Morten Albaek, the chief marketing officer for the world’s biggest wind turbine maker, said China’s leading developer of the facilities, China Longyuan Power Group Corp. (916) has said it’s focusing on quality as it picks from 70 domestic suppliers.
“Chinese customers are becoming more demanding and insightful,” Albaek said in an interview in London today. “Customers have started focusing not only on the price, but also the long-term profitability of the investment, which depends on quality.”
Vestas last year took 3.8 percent of the Chinese wind market and has 5.7 percent of the total installed wind capacity in the nation. Gains by Chinese manufacturers have trimmed prices across the industry, squeezing margins for European manufacturers.
Now, even the Chinese manufacturers are “challenged” by falling profitability, said Albaek.

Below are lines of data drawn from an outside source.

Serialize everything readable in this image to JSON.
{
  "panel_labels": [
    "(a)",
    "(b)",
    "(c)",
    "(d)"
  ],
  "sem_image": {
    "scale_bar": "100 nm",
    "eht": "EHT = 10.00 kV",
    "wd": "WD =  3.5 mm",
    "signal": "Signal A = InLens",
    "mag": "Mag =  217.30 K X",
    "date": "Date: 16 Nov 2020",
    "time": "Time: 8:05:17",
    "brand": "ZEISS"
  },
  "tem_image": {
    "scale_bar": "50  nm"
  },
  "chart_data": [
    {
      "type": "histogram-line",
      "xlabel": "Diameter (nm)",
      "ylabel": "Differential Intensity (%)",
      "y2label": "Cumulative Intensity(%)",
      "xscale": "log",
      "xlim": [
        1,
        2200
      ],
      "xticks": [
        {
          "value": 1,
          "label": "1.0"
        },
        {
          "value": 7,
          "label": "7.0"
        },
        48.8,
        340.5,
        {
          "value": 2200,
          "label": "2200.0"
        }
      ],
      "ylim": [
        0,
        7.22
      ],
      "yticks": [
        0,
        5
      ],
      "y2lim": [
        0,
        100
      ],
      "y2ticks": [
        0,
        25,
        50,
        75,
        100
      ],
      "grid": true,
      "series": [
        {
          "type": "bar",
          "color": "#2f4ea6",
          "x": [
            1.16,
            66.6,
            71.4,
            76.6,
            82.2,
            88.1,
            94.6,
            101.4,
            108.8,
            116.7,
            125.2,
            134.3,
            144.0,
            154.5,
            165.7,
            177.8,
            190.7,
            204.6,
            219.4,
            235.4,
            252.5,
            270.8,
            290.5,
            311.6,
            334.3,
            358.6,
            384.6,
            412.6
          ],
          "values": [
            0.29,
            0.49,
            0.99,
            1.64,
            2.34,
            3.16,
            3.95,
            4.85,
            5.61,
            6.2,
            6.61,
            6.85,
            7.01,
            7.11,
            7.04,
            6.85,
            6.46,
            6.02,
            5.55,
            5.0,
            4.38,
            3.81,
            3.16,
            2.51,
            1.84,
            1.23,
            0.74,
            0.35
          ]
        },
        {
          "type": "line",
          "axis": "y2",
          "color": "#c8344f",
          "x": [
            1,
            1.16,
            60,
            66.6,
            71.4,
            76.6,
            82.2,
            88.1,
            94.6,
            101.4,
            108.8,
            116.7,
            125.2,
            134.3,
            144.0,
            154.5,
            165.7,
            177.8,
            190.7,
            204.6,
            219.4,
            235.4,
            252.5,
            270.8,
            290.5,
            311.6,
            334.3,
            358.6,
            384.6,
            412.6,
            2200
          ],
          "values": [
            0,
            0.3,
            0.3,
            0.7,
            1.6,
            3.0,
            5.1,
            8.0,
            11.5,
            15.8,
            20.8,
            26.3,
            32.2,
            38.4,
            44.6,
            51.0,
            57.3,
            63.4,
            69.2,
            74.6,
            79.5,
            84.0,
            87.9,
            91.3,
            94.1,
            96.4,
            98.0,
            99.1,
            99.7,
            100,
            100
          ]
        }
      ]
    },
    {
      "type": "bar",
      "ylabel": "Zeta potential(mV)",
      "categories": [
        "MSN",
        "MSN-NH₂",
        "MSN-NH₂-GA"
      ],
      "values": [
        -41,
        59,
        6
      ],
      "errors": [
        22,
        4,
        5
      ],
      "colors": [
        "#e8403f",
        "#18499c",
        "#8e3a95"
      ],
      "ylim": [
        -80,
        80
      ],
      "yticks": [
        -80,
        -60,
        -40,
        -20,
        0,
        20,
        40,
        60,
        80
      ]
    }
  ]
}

Xinjiang Goldwind Science & Technology Co., China’s biggest maker of wind turbines by market share, on Aug. 24 said first- half profit fell 83 percent because competition intensified. Sinovel Wind Group Co., the second-biggest, two days later said first-half profit declined 96 percent.
“If you look at the reports from Goldwind, Sinovel and other large manufacturers, you can see they are challenged like the rest of the global wind industry,” Albaek said. “Their earnings are dropping. Whether you’re a Chinese company or not, It’s unsustainable not to earn money.”